Rispondendo ai criteri di economicità, efficienza e trasparenza, il governo ha scelto quale modalità prioritaria per la realizzazione delle due strutture, la concessione di lavori pubblici con finanza di progetto, coerentemente con le disposizioni vigenti in materia di infrastrutture strategiche. L’obiettivo primario non è soltanto la costruzione, quanto l’attrazione di competenze specialistiche e capitali responsabili, mantenendo salda la sovranità decisionale dell’Amministrazione in tutte le fasi della procedura di gara e di gestione.
Il Gruppo di Progetto, composto dai vertici amministrativi e sanitari competenti, con funzioni di coordinamento tecnico-gestionale, deve produrre lo studio di fattibilità che dovrà costituire la base per il bando di gara, definendo con accuratezza i requisiti finanziari, gestionali e tecnici. Il termine per la conclusione della delicata fase istruttoria è fissato a sei mesi dalla data del provvedimento, a riprova della volontà di imprimere un’accelerazione decisiva.

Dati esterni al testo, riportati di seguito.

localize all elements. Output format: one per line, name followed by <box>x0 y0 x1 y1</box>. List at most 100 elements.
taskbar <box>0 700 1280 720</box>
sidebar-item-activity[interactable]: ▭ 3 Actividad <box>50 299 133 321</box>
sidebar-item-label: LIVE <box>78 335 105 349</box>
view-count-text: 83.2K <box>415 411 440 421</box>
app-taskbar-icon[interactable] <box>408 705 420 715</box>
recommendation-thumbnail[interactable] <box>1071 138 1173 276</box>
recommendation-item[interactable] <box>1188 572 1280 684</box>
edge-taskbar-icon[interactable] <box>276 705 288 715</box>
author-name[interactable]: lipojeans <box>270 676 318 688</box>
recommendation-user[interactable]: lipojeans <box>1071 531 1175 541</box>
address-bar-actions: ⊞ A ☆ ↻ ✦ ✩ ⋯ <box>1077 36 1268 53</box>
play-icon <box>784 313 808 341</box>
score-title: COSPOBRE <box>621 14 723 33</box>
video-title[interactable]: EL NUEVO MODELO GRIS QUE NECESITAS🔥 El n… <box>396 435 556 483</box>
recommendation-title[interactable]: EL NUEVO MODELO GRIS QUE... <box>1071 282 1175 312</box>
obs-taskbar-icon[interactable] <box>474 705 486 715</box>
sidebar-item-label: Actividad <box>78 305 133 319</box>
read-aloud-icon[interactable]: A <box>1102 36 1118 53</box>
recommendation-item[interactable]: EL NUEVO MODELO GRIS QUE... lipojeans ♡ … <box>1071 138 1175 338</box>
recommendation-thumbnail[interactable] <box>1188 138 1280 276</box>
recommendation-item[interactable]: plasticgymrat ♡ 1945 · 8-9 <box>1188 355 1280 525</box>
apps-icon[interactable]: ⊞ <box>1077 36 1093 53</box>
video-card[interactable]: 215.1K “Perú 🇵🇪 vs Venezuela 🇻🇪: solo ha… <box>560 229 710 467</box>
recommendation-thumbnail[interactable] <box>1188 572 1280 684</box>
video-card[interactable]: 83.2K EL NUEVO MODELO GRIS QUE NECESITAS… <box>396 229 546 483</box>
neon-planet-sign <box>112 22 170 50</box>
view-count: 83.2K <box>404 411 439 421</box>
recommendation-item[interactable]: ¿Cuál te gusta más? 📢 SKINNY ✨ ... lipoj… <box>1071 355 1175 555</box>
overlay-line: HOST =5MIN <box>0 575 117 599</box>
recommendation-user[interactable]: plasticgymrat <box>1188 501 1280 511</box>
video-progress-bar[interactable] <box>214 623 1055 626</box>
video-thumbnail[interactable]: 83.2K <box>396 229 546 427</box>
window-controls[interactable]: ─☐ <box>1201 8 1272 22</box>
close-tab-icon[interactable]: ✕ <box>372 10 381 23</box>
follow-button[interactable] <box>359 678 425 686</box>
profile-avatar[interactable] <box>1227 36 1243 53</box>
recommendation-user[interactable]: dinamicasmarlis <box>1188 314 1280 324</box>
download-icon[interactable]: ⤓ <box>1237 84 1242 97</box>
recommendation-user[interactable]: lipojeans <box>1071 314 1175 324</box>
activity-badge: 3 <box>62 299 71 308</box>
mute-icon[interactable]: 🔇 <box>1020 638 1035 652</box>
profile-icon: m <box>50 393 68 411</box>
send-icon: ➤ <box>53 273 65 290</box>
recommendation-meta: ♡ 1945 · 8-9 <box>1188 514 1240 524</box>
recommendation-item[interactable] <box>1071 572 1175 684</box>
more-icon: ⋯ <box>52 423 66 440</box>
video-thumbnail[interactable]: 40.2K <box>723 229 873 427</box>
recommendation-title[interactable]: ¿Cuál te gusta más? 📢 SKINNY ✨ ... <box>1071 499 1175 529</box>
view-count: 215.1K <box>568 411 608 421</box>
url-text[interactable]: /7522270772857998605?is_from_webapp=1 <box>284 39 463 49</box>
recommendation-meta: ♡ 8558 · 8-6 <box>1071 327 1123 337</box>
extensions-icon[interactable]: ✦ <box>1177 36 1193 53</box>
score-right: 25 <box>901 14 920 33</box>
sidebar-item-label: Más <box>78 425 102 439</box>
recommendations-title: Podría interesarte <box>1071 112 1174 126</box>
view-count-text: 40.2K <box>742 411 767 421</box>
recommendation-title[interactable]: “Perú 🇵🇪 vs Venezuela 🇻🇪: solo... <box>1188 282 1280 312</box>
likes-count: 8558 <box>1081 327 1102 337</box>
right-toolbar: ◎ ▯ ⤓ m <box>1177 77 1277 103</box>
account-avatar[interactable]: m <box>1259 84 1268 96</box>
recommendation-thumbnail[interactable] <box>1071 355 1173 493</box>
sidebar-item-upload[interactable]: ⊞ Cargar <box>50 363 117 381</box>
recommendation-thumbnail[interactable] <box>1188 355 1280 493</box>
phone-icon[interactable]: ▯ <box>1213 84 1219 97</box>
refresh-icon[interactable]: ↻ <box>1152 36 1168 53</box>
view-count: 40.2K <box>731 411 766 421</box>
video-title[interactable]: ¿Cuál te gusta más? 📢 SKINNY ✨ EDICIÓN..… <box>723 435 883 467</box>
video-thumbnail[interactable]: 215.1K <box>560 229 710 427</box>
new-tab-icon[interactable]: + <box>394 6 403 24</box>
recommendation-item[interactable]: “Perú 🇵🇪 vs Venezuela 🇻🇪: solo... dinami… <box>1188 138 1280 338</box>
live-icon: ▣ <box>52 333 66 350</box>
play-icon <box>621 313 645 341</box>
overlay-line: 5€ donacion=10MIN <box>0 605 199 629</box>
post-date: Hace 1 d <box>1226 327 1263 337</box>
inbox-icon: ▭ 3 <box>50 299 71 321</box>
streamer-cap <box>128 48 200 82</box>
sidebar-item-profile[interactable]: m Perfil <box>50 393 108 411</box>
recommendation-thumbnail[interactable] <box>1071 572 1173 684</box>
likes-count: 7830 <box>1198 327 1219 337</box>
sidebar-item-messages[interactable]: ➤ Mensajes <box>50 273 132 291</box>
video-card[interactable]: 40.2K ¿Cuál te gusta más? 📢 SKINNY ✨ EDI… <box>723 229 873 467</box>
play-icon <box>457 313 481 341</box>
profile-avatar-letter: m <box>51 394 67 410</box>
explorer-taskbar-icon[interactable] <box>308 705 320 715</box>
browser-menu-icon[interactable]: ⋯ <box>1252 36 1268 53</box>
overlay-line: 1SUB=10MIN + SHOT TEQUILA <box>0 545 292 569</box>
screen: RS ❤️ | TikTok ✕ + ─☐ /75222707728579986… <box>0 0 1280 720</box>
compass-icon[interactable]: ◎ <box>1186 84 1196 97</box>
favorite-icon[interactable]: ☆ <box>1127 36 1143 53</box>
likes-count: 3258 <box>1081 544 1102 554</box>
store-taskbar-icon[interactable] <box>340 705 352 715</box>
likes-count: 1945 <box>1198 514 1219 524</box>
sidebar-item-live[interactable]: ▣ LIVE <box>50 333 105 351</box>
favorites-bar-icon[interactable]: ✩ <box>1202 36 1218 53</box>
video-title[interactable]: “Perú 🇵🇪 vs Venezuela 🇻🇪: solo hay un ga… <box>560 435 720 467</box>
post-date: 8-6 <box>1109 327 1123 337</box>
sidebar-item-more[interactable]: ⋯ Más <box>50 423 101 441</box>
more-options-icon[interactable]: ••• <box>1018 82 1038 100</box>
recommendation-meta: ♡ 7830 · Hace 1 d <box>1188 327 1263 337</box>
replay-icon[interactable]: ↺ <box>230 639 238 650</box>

Nel provvedimento si riconosce altresì la natura di infrastruttura strategica a una serie di interventi immediatamente eseguibili sull’attuale presidio ospedaliero. Misure per la riqualificazione dei locali dell’Unità Operativa Complessa di Onco- ematologia, lo spostamento della Farmacia dell’Ospedale nei locali dell’ex filiale della Cassa di Risparmio, l’ampliamento della Medicina Trasfusionale e la creazione di nuove sale per i donatori, la riorganizzazione della palazzina R1+R2 con l’accorpamento della UOC Salute Mentale, la predisposizione di spazi per il trattamento sanitario obbligatorio d’urgenza e l’istituzione di reparti per la Lungodegenza e l’Hospice, a supporto dell’integrazione tra ospedale e territorio. Per un’immediata risposta alle esigenze dei cittadini, in attesa della realizzazione del complesso più ampio.
“Non parliamo di un semplice adempimento amministrativo, piuttosto del manifesto della nostra visione per il futuro: mettere la salute del cittadino al centro di un sistema moderno, accessibile e finanziariamente sostenibile”, ha detto il Segretario di Stato per la Sanità e la Sicurezza Sociale, Mariella Mularoni.